Petro huye

por | Oct 7, 2025

Al naufragio de sus reformas y al desbordamiento de la violencia no responde Petro encarando la crisis; se dispara en huida dramática en tres direcciones: hacia el sarcófago del guerrillero heroico, hacia la estratosfera de la política planetaria y, ¡ay!, hacia la imposición a su partido de un convicto consentido de núcleos de derecha como su candidato predilecto. Sabe que con esos votos podrá Daniel Quintero ganar la candidatura del Pacto Histórico este 26 de octubre. Pese a que la Fiscalía lo llamó a juicio por favorecer a particulares con un lote de Medellín avaluado en $2.700 millones y negociado por $48.000 millones. Con su huida hacia la lucha armada invalida Petro la reinserción del M19 a la vida civil, vuelve hilachas la confianza de la izquierda democrática que lleva décadas jugándose el pellejo por la paz y manosea la ilusión del movimiento popular, víctima propiciatoria del conflicto. Vuelve la espalda a quienes lo llevaron al poder.
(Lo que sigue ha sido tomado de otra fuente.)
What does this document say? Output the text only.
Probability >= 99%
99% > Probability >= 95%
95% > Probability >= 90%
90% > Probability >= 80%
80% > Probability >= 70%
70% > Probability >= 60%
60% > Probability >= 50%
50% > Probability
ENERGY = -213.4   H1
La exaltación de la guerra en este cruzado por la vida escaló a comedia de equivocaciones la semana pasada en plenaria de Naciones Unidas y en calles de Nueva York. Su consuetudinaria exhibición de la bandera del M19 en actos públicos (con fusil cruzado y leyenda del poder por las armas) se resolvió allí en convocatoria a formar un ejército del mundo para enfrentar a Israel en Gaza, y él mismo se ofreció a ir como combatiente: será “la revolución mundial de los pueblos” contra el tirano. Invitó a los soldados de Estados Unidos a insubordinarse contra su jefe, el presidente. Y, clímax del espectáculo, exhibió la “bandera de guerra a muerte” de Simón Bolívar.

Pero esta bandera -revela Olga Lucía González- fue un símbolo de muerte, no de liberación. La aristocracia criolla de Caracas, a la cual pertenecía el Libertador, celaba el control de los cargos públicos por españoles y además, enriquecida en la esclavitud, temía una revuelta de los esclavos contra sus amos. Parte del pueblo raso se había unido al ejército realista, no al de Bolívar, y éste, que también temía a los “pardos”, les declaró “guerra a muerte”. Fue una matanza de españoles (“aunque sean inocentes”) y de pardos, una guerra civil atroz, de visos raciales y de clase. Tal vez se precipita Petro en su fervor por este Bolívar desalmado. Tampoco sabemos si comulga con su proyecto de dictadura en la Constitución Boliviana de 1826.

¿Son este equívoco bolivarismo del presidente y su glorificación de las armas la coartada de escape a la dura lucha política por sus reformas, al fracaso de su Paz Total, a la inoperancia de su Gobierno, al control de la corrupción que lo carcome, a la rendición de cuentas que es deber del estadista democrático? ¿Cree Petro en la eficacia de la simbología bélica en un país ahíto de guerra? ¿Nada le dice el trabajo de miles de colombianos por la paz? ¿Nada, el Acuerdo de 2016 que él se niega a implementar? Acaso no le resulte fácil escamotear con delirios del antiimperialista coronado, Mesías redentor de la humanidad, la contribución de su administración a la crisis de salud en este paisito perdido entre selvas, esclavistas y sicarios. Ni escamotear la crisis de seguridad y orden público, aupada por la guerra entre bandas armadas dueñas de economías ilegales, en disputa por el territorio de 500 municipios y por la dominación violenta de su población.

Por los rasgos de personalidad que afloran a simple vista, se diría que Petro no huye de sí mismo, de su propia identidad. Huye, con los ojos cerrados, del reto que significa asumir como el primer presidente de izquierda en la historia del país. Él, supremo universal, huye del prosaico compromiso de ser Presidente, de responder al compromiso de gobernar para todos los colombianos, que contrajo en su discurso de posesión; y de aplicarse a luchar en democracia por el programa de reformas que le dio la victoria en las urnas.